Anyway, I went to church in the morning, came back, and took out the instructions for what I'm supposed to be doing for the next two weeks. Lo and behold, step one is to take a packet of bifidus as soon as I wake up, and on an empty stomach. A little late on that, but my stomach was empty and so I proceeded to open up the little packet and pop the powder into my mouth. The flavor wasn't unpleasant and I didn't need to drink water or anything to get it down:

  
             
My fast for the next 2 weeks
daily packet of bifidus (probiotics)

So I'm supposed to dilute the juice by adding 60ml of it to 440ml of water. Basically, I take out 60ml of water from a 500ml bottle of water, and then add the 60ml of juice back in. Since funneling this sticky juice thing back into the water bottle was going to be annoying, I just added them into my Hydro Flask (which I ordered a few days ago, and got in the mail last night. I love it already! Definitely look into that if you're interested in getting a large, wide mouth steel water bottle. The color is beautiful, it's perfect for someone who drinks a lot of water, and I'm not worried about water sitting in it for too long cause it's steel and not naughty naughty plastic). My 40oz holds about 2 water bottles worth of this stuff. The doctor told me that I need to drink a minimum of 4 bottles of diluted juice a day but, if I find that I'm lacking energy or feeling hungry, I can drink more. 

 
              
ingredients are pretty amazing...
I can kind of understand now why this
thing is so damn expensive
the bottle of juice comes with a measuring
cup, bifidus, bottle of water,
and my beautiful acai purple hydro flask!
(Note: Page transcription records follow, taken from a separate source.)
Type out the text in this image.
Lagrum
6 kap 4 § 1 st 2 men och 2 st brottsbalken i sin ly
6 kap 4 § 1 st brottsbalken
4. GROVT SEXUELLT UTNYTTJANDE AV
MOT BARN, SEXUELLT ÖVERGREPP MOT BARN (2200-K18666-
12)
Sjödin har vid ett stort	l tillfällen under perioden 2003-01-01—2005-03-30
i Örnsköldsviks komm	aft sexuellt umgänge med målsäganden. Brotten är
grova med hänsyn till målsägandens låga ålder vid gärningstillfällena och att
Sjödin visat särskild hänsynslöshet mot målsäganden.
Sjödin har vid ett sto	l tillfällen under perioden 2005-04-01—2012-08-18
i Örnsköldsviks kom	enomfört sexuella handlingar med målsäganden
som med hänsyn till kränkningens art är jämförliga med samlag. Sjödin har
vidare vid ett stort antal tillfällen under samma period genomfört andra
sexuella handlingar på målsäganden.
I was crazy hungry this morning, but the feeling subsided when I got home. Still, I made myself a flask of juice and have been trying to slowly sip it throughout the day. I tend to chug liquids but the doc told me that's a no no, so I'm working on it. The flavor isn't bad. It's sweet, like you took the fake cherry apple juice you can buy at the store and diluted it down. There's definitely a very, slight hint of fermented scent/flavor that I can detect but not in a bad way. All in all, I am really happy that this tastes pretty good. We'll see if it actually keeps me from feeling hungry though... especially since I'm not really helping any of this by watching episodes of Epic Meal Time online...

I would be a vegetarian, if not for meat... : /

Since I started the treatments and the pre-diet fast, I have lost 5.2lbs. I measure myself in the mornings, right after using the bathroom, and right before I drink my first glass of water. I'm pretty consistent with the timing of my measurements so it's a very happy me seeing these results. To weigh myself, I use an EatSmart digital scale which is super simple and from my research, appears to be quite accurate. The doctors weigh me whenever I go in, but it's always fully clothed and after lunch so their weight measurements are sort of meh, but I'm more interested in the percentage body fat results so whatever. Plus, it should be decreasing at a fairly proportional rate.
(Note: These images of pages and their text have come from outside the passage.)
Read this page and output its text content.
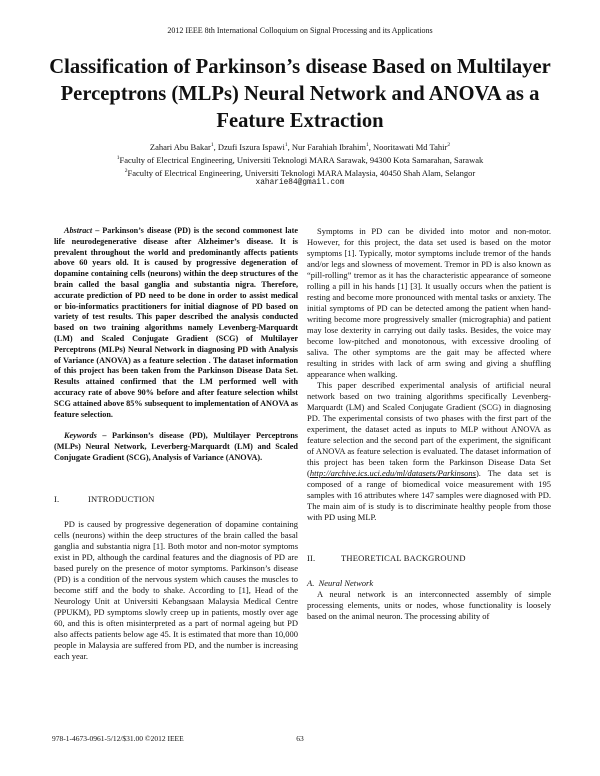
2012 IEEE 8th International Colloquium on Signal Processing and its Applications
Classification of Parkinson’s disease Based on Multilayer Perceptrons (MLPs) Neural Network and ANOVA as a Feature Extraction
Zahari Abu Bakar$^1$, Dzufi Iszura Ispawi$^1$, Nur Farahiah Ibrahim$^1$, Nooritawati Md Tahir$^2$
$^1$Faculty of Electrical Engineering, Universiti Teknologi MARA Sarawak, 94300 Kota Samarahan, Sarawak
$^2$Faculty of Electrical Engineering, Universiti Teknologi MARA Malaysia, 40450 Shah Alam, Selangor
xaharie84@gmail.com

Abstract – Parkinson’s disease (PD) is the second commonest late life neurodegenerative disease after Alzheimer’s disease. It is prevalent throughout the world and predominantly affects patients above 60 years old. It is caused by progressive degeneration of dopamine containing cells (neurons) within the deep structures of the brain called the basal ganglia and substantia nigra. Therefore, accurate prediction of PD need to be done in order to assist medical or bio-informatics practitioners for initial diagnose of PD based on variety of test results. This paper described the analysis conducted based on two training algorithms namely Levenberg-Marquardt (LM) and Scaled Conjugate Gradient (SCG) of Multilayer Perceptrons (MLPs) Neural Network in diagnosing PD with Analysis of Variance (ANOVA) as a feature selection . The dataset information of this project has been taken from the Parkinson Disease Data Set. Results attained confirmed that the LM performed well with accuracy rate of above 90% before and after feature selection whilst SCG attained above 85% subsequent to implementation of ANOVA as feature selection.

Keywords – Parkinson’s disease (PD), Multilayer Perceptrons (MLPs) Neural Network, Leverberg-Marquardt (LM) and Scaled Conjugate Gradient (SCG), Analysis of Variance (ANOVA).

I.	INTRODUCTION

PD is caused by progressive degeneration of dopamine containing cells (neurons) within the deep structures of the brain called the basal ganglia and substantia nigra [1]. Both motor and non-motor symptoms exist in PD, although the cardinal features and the diagnosis of PD are based purely on the presence of motor symptoms. Parkinson’s disease (PD) is a condition of the nervous system which causes the muscles to become stiff and the body to shake. According to [1], Head of the Neurology Unit at Universiti Kebangsaan Malaysia Medical Centre (PPUKM), PD symptoms slowly creep up in patients, mostly over age 60, and this is often misinterpreted as a part of normal ageing but PD also affects patients below age 45. It is estimated that more than 10,000 people in Malaysia are suffered from PD, and the number is increasing each year.

Symptoms in PD can be divided into motor and non-motor. However, for this project, the data set used is based on the motor symptoms [1]. Typically, motor symptoms include tremor of the hands and/or legs and slowness of movement. Tremor in PD is also known as “pill-rolling” tremor as it has the characteristic appearance of someone rolling a pill in his hands [1] [3]. It usually occurs when the patient is resting and become more pronounced with mental tasks or anxiety. The initial symptoms of PD can be detected among the patient when hand-writing become more progressively smaller (micrographia) and patient may lose dexterity in carrying out daily tasks. Besides, the voice may become low-pitched and monotonous, with excessive drooling of saliva. The other symptoms are the gait may be affected where resulting in strides with lack of arm swing and giving a shuffling appearance when walking.

This paper described experimental analysis of artificial neural network based on two training algorithms specifically Levenberg-Marquardt (LM) and Scaled Conjugate Gradient (SCG) in diagnosing PD. The experimental consists of two phases with the first part of the experiment, the dataset acted as inputs to MLP without ANOVA as feature selection and the second part of the experiment, the significant of ANOVA as feature selection is evaluated. The dataset information of this project has been taken form the Parkinson Disease Data Set (http://archive.ics.uci.edu/ml/datasets/Parkinsons). The data set is composed of a range of biomedical voice measurement with 195 samples with 16 attributes where 147 samples were diagnosed with PD. The main aim of is study is to discriminate healthy people from those with PD using MLP.

II.	THEORETICAL BACKGROUND

A. Neural Network

A neural network is an interconnected assembly of simple processing elements, units or nodes, whose functionality is loosely based on the animal neuron. The processing ability of

978-1-4673-0961-5/12/$31.00 ©2012 IEEE	63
I have my third treatment tomorrow, after my dental appointment.  I've also been oil pulling with coconut oil for a few weeks now, so I wonder if the dentist will mention any changes or differences in my oral health. 

As a side note, my stomach has started growling like crazy as I type this. I'm not hungry, though. It's just being loud... I'm alone in my room so no big deal, but this might get a little embarrassing when I'm at my internships... womp womp.